Marqueur de la mondialisation dans la plupart des hôtels ou auberges, il est servi le petit déjeuner, dit “continental”. Chacun essaie alors de le recopier aussi bien que possible. Composé de son café, son chocolat ou son thé ; de son pain, sa confiture et de ses viennoiseries, il est pourtant bien difficile à imiter lorsqu’on ne maîtrise pas cet artisanat ancestral. Mais il permet au voyageur de commencer sa journée “en milieu hostile”, en toute sérénité ; et ce bien qu’il aille à l’encontre des traditions, de la plupart des pays qu’il visite.

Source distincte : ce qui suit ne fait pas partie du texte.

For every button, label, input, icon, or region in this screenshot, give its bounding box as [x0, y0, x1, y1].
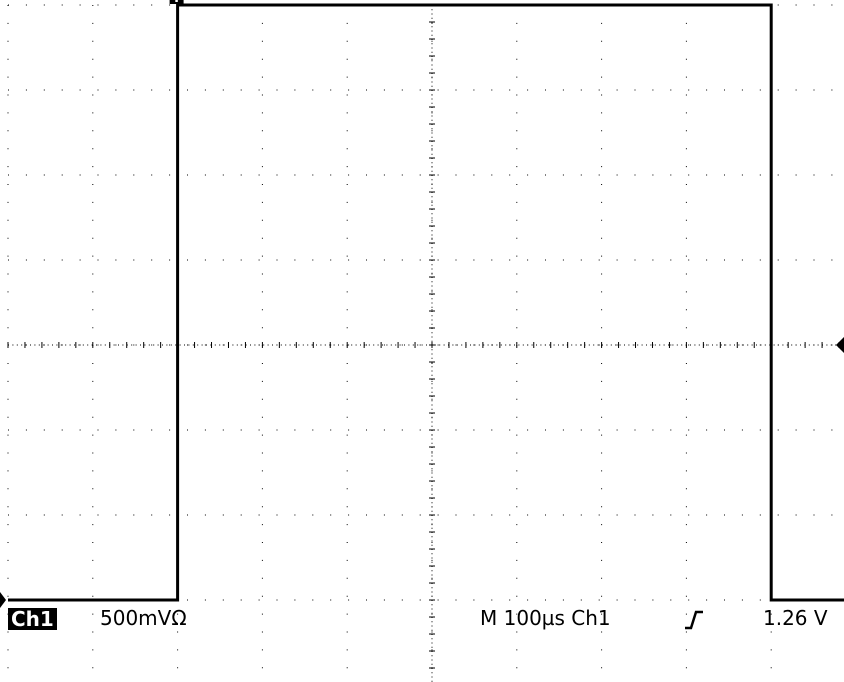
- timebase-readout: M 100µs Ch1: [480, 606, 611, 630]
- channel-badge: Ch1: [8, 608, 57, 630]
- trigger-level-readout: 1.26 V: [763, 606, 828, 630]
- trigger-marker-label: T: [172, 0, 181, 6]
- volts-per-div-readout: 500mVΩ: [100, 606, 187, 630]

Au Laos comme dans la majorité des pays voisins, les habitants mangent des plats relativement similaires du petit-déjeuner au dîner, souvent composés de nouille ou de riz “collant” accompagnés de poulet et de légumes.
La “noodle-soup” (dont la traduction française moins poétique nous donne une jolie “soupe de nouilles”) est la spécialité de rue au Laos, et le plat le plus célèbre. Petit-déjeuner de base des laotiens, elle est avalée en quelques minutes par les écoliers avant de se rendre à l’école, mais se mange également toute la journée. Peu importe où l’on se trouve, il est possible de trouver une échoppe et d’en commander une pour la modique somme de 1,5 €. Nous consommons ce plat, véritable colonne vertébrale de notre régime alimentaire dans ce pays, une à deux fois par jour.

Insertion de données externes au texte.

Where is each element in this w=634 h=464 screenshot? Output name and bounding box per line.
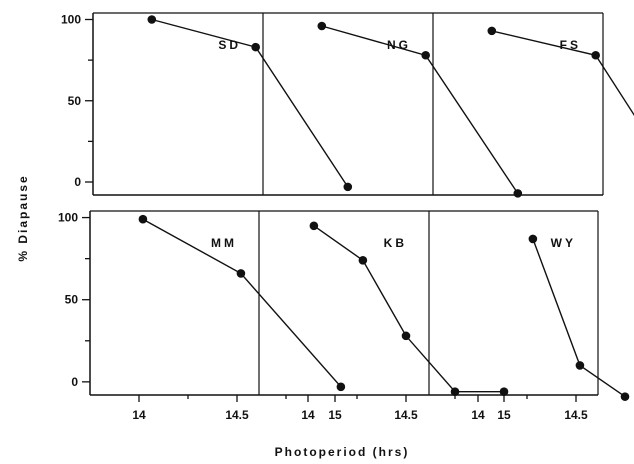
y-axis-title: % Diapause [16, 174, 30, 261]
y-tick-label-row1: 50 [68, 94, 82, 108]
data-point-ng [421, 50, 430, 60]
data-point-mm [236, 269, 246, 278]
data-point-fs [591, 50, 600, 60]
series-line-fs [491, 30, 634, 117]
x-tick-label: 15 [328, 408, 342, 422]
panel-sd: SD [147, 15, 353, 192]
data-point-ng [513, 189, 523, 198]
panel-label-kb: KB [384, 236, 407, 250]
x-axis-title: Photoperiod (hrs) [275, 445, 410, 459]
data-point-wy [528, 234, 538, 244]
x-tick-label: 14 [471, 408, 485, 422]
data-point-ng [317, 21, 327, 31]
panel-ng: NG [317, 21, 523, 198]
y-tick-label-row2: 100 [58, 211, 78, 225]
panel-kb: KB 14 14.5 15 [301, 221, 511, 422]
x-tick-label: 15 [497, 408, 511, 422]
x-tick-label: 14.5 [225, 408, 249, 422]
panel-label-wy: WY [551, 236, 576, 250]
panel-fs: FS [487, 26, 634, 117]
data-point-mm [138, 214, 148, 224]
data-point-sd [251, 42, 260, 52]
data-point-fs [487, 26, 497, 36]
data-point-sd [343, 182, 353, 192]
series-line-kb [313, 225, 504, 393]
data-point-sd [147, 15, 157, 24]
series-line-mm [142, 218, 342, 388]
y-tick-label-row2: 0 [71, 375, 78, 389]
data-point-wy [575, 361, 585, 370]
x-tick-label: 14.5 [564, 408, 588, 422]
data-point-kb [499, 387, 509, 397]
y-tick-label-row1: 100 [61, 13, 81, 27]
data-point-mm [336, 382, 346, 392]
panel-label-mm: MM [211, 236, 237, 250]
panel-wy: WY 14 14.5 15 [471, 234, 630, 422]
data-point-kb [358, 255, 368, 265]
series-line-wy [532, 238, 626, 398]
y-tick-label-row1: 0 [74, 175, 81, 189]
x-tick-label: 14 [132, 408, 146, 422]
series-line-sd [151, 18, 349, 188]
x-tick-label: 14 [301, 408, 315, 422]
data-point-kb [309, 221, 319, 231]
series-line-ng [321, 25, 519, 194]
y-tick-label-row2: 50 [65, 293, 79, 307]
data-point-kb [450, 387, 460, 397]
x-tick-label: 14.5 [394, 408, 418, 422]
data-point-kb [401, 331, 411, 341]
panel-mm: MM 14 14.5 15 [132, 214, 346, 422]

Alors quand, au milieu des montagnes laotiennes, nous ressentons une certaine overdose envers la traditionnelle noodle-soup, et que nous vient une folle envie d’un petit-déjeuner continental ; il faut alors faire preuve d’inventivité pour trouver les ingrédients de notre festin. Se procurer des œufs dans une échoppe et négocier de pouvoir les cuisiner dans un restaurant, accompagnés d’un café ou d’un thé. À Long, après la visite de trois échoppes, nous finissons par mettre la main sur notre précieux sésame. Et trouvons dans la foulée un petit restaurant qui accepte que nous préparions cette fameuse omelette dans ses cuisines. Gilles se faufile alors derrière le rideau en compagnie de la chef cuisto. Il lui révèle les secrets de sa recette, qu’il agrémente de quelques feuilles de coriandre. En guise de boisson chaude, nous accompagnerons ce festin d’un sachet de café soluble ; dont les dosettes, fruit de la mondialisation, se vendent partout à travers le monde. Un petit-déjeuner, loin des standards des luxueux hôtels, et de nos petits-déjeuners qui ponctuaient notre routine française ; mais qui nous offre un joli moment de partage culinaire au cœur des montagnes laotiennes.

Fumer du tabac laotien

Lors de notre aventure en pirogue le long de la rivière Nam Ou, Nudo, notre guide, nous conduit dans un petit village où le tabac est cultivé. Les plants sont cultivés dans des champs irrigués par la rivière aux abords du village. Les larges feuilles, une fois jaunies, sont récoltées avant d’être mises à sécher sur des toiles en bambou, au soleil. Elles sont ensuite coupées finement, à la main à l’aide d’une longue machette et d’un poteau en bois. Lors de notre visite du village, nous découvrons cet artisanat ancestral. La femme interrompt alors son activité pour nous faire goûter le fruit de son travail. N’ayant pas de feuilles à cigarettes sous la main, elle s’éclipse quelques instants, avant de revenir, une feuille d’un cahier d’écolier à la main. Elle en distribue un petit rectangle à chacun de nous, n’étant pas de grands fumeurs, nous nous lançons alors dans un petit concours de “roulage de cigarette” ; inutile de vous préciser que le résultat ne fut pas des plus réglementaires… Vient alors le grand moment de goûter à ce tabac artisanal. Malheureusement nous ne pourrons pas vous dire si ce tabac est d’une qualité supérieurs, mais après quelques toussotements, une chose est certaine, le papier à grands carreaux offre un charme tout particulier à cette expérience.